China is becoming increasingly confident in its dealings with the rest of the world, flexing its economic clout and heightened military power. Its controversial Nine-dash line attempts to shoulder the neighboring countries of Vietnam, Malaysia, Taiwan, Brunei and the Philippines right out of the South China Sea, claiming sovereignty over the area. Its claims to the area are ancient, reaching back all the way to declarations made by the Kuomintang in 1947. The fact that 'Freedom of the Seas' claims were made by the nations of the rest of the world long before that time does not sway them in the least.
More recently, China is claiming air defense zones that conflict with Japanese territorial claims.

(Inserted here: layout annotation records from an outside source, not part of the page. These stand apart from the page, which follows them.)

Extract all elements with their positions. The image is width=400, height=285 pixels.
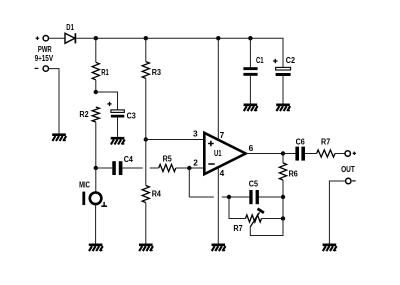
- wire C1 to ground: [249, 76, 251, 104]
- ground (C2): [276, 104, 290, 112]
- label - (PWR negative): [35, 67, 39, 69]
- wire pin3 node down to R4: [145, 140, 147, 186]
- resistor R7 (output): [317, 150, 335, 157]
- label + (C2 polarity): [273, 59, 277, 63]
- capacitor C5: [249, 190, 259, 204]
- svg-text:C5: C5: [249, 180, 259, 189]
- trimmer R7 element: [246, 215, 262, 222]
- svg-text:3: 3: [193, 129, 198, 138]
- wire C6 to R7: [305, 153, 317, 155]
- node OUT- terminal: [346, 178, 351, 183]
- wire pin4 to ground: [217, 167, 219, 243]
- microphone MIC: [82, 192, 107, 207]
- wire top supply rail: [76, 38, 283, 67]
- wire C4 to crossing gap: [122, 167, 142, 169]
- node PWR- terminal: [43, 66, 48, 71]
- wire pin7 to rail: [217, 38, 219, 140]
- junction rail/pin7: [216, 36, 220, 40]
- wire rail to R3: [145, 38, 147, 61]
- wire pin2 node down: [188, 168, 190, 197]
- svg-text:PWR: PWR: [38, 45, 52, 54]
- wire to C5: [229, 196, 249, 198]
- ground (U1 pin4): [212, 244, 226, 252]
- wire trimmer to right junction: [262, 218, 284, 220]
- resistor R1: [92, 62, 99, 80]
- label + (U1 non-inverting): [208, 141, 214, 147]
- ground (C3): [111, 137, 125, 145]
- svg-text:R1: R1: [101, 68, 109, 77]
- node PWR+ terminal: [43, 36, 48, 41]
- svg-text:2: 2: [193, 158, 198, 167]
- svg-text:U1: U1: [214, 149, 222, 158]
- ground (R4): [139, 244, 153, 252]
- label + (C3 polarity): [107, 102, 111, 106]
- node OUT+ terminal: [345, 151, 350, 156]
- wire R5 to op-amp -input: [176, 167, 204, 169]
- capacitor C3 (electrolytic): [111, 110, 124, 118]
- node R1/R2/C3 junction: [94, 90, 98, 94]
- svg-text:C2: C2: [286, 56, 296, 65]
- wire pin6 output: [246, 153, 283, 155]
- resistor R3: [142, 62, 149, 79]
- wire feedback left segment: [189, 196, 214, 198]
- wire output node to R6: [282, 154, 284, 164]
- svg-text:9÷15V: 9÷15V: [35, 54, 54, 63]
- label - (OUT): [352, 180, 355, 182]
- ground (MIC): [89, 244, 103, 252]
- node trimmer/R6-line junction: [281, 216, 285, 220]
- diode D1: [65, 33, 75, 43]
- node pin2/feedback junction: [187, 166, 191, 170]
- label - (U1 inverting): [208, 163, 214, 165]
- junction rail/R1: [94, 36, 98, 40]
- resistor R2: [92, 107, 99, 122]
- svg-text:R6: R6: [289, 169, 299, 178]
- capacitor C2 (electrolytic): [276, 67, 291, 76]
- capacitor C4: [112, 161, 122, 175]
- resistor R5: [159, 164, 176, 171]
- svg-text:R7: R7: [321, 137, 331, 146]
- wire R7 to OUT+: [335, 153, 345, 155]
- ground (OUT-): [323, 244, 337, 252]
- node R3/R4/pin3 junction: [144, 137, 148, 141]
- svg-text:R5: R5: [163, 154, 173, 163]
- wire PWR+ to D1 anode: [49, 37, 65, 39]
- wire feedback right of crossing: [222, 196, 229, 198]
- junction rail/C1: [248, 36, 252, 40]
- wire rail to C1: [249, 38, 251, 67]
- wire MIC node to C4: [96, 167, 113, 169]
- wire trimmer wiper loop: [250, 219, 283, 236]
- svg-text:C6: C6: [296, 137, 306, 146]
- wire OUT- to ground: [329, 181, 345, 244]
- resistor R6: [279, 163, 286, 180]
- junction rail/R3: [144, 36, 148, 40]
- label + (PWR positive): [36, 36, 40, 40]
- wire MIC to ground: [95, 204, 97, 243]
- trimmer R7 wiper arrow: [250, 209, 264, 227]
- capacitor C1: [243, 67, 257, 76]
- svg-text:D1: D1: [66, 23, 74, 32]
- svg-text:C3: C3: [127, 112, 137, 121]
- wire PWR- to ground: [49, 69, 59, 134]
- ground (PWR-): [52, 133, 66, 141]
- wire R6 to feedback node: [282, 180, 284, 197]
- wire crossing gap to R5: [150, 167, 159, 169]
- svg-text:C4: C4: [124, 155, 134, 164]
- svg-text:4: 4: [220, 169, 225, 178]
- node C5/R7 left junction: [227, 195, 231, 199]
- svg-text:MIC: MIC: [79, 180, 90, 189]
- svg-text:C1: C1: [256, 56, 264, 65]
- svg-text:R3: R3: [152, 68, 162, 77]
- wire left junction down to trimmer: [229, 197, 246, 219]
- wire rail to R1: [95, 38, 97, 62]
- wire R1 to node R1R2: [95, 80, 97, 92]
- wire R3 to pin3 node: [145, 78, 147, 139]
- wire pin3 node to op-amp +input: [146, 139, 204, 141]
- node feedback/C5 junction: [281, 195, 285, 199]
- svg-text:7: 7: [220, 131, 225, 140]
- svg-text:OUT: OUT: [341, 165, 355, 174]
- node output junction: [281, 151, 285, 155]
- capacitor C6: [295, 147, 305, 161]
- svg-text:6: 6: [249, 144, 254, 153]
- resistor R4: [142, 186, 149, 203]
- wire output node to C6: [283, 153, 295, 155]
- ground (C1): [244, 104, 258, 112]
- svg-text:R7: R7: [233, 224, 243, 233]
- wire node to MIC: [95, 168, 97, 192]
- wire R4 to ground: [145, 203, 147, 244]
- svg-text:R2: R2: [79, 110, 89, 119]
- wire C5 to feedback node: [259, 196, 283, 198]
- wire node to C3: [96, 92, 118, 110]
- wire C3 to ground: [117, 118, 119, 137]
- node R2/C4/MIC junction: [94, 166, 98, 170]
- op-amp U1: [204, 133, 245, 174]
- wire R2 to C4 node: [95, 122, 97, 168]
- label + (OUT): [353, 152, 356, 155]
- wire C2 to ground: [282, 76, 284, 104]
- wire feedback node down to trimmer junction: [282, 197, 284, 219]
- svg-text:R4: R4: [152, 189, 162, 198]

Conflicts in both areas have resulted in naval confrontations and saber rattling that is making many people nervous.
Now, China is extending its reach by creating a new line, called the 900-Dash Line that encompasses the shorelines of the Koreas, Australia, New Zealand, the islands of the Pacific (including Hawaii), and stretching along the coastlines of North and South America. This line pokes up narrowly through the Bering Strait between Russia and Alaska to give China oil rights in the north polar zone.
China's newest claim stems from the purported voyages of discovery and conquest by Admiral Wang Shu, a ninth-century B.C.E. sailor of near-mythical greatness and proportions. The voyages were written down in a book found last year in an ancient tomb and only lately translated into modern Mandarin. Chinese authorities refuse to allow examination of the ancient text, citing the fragility of the source material.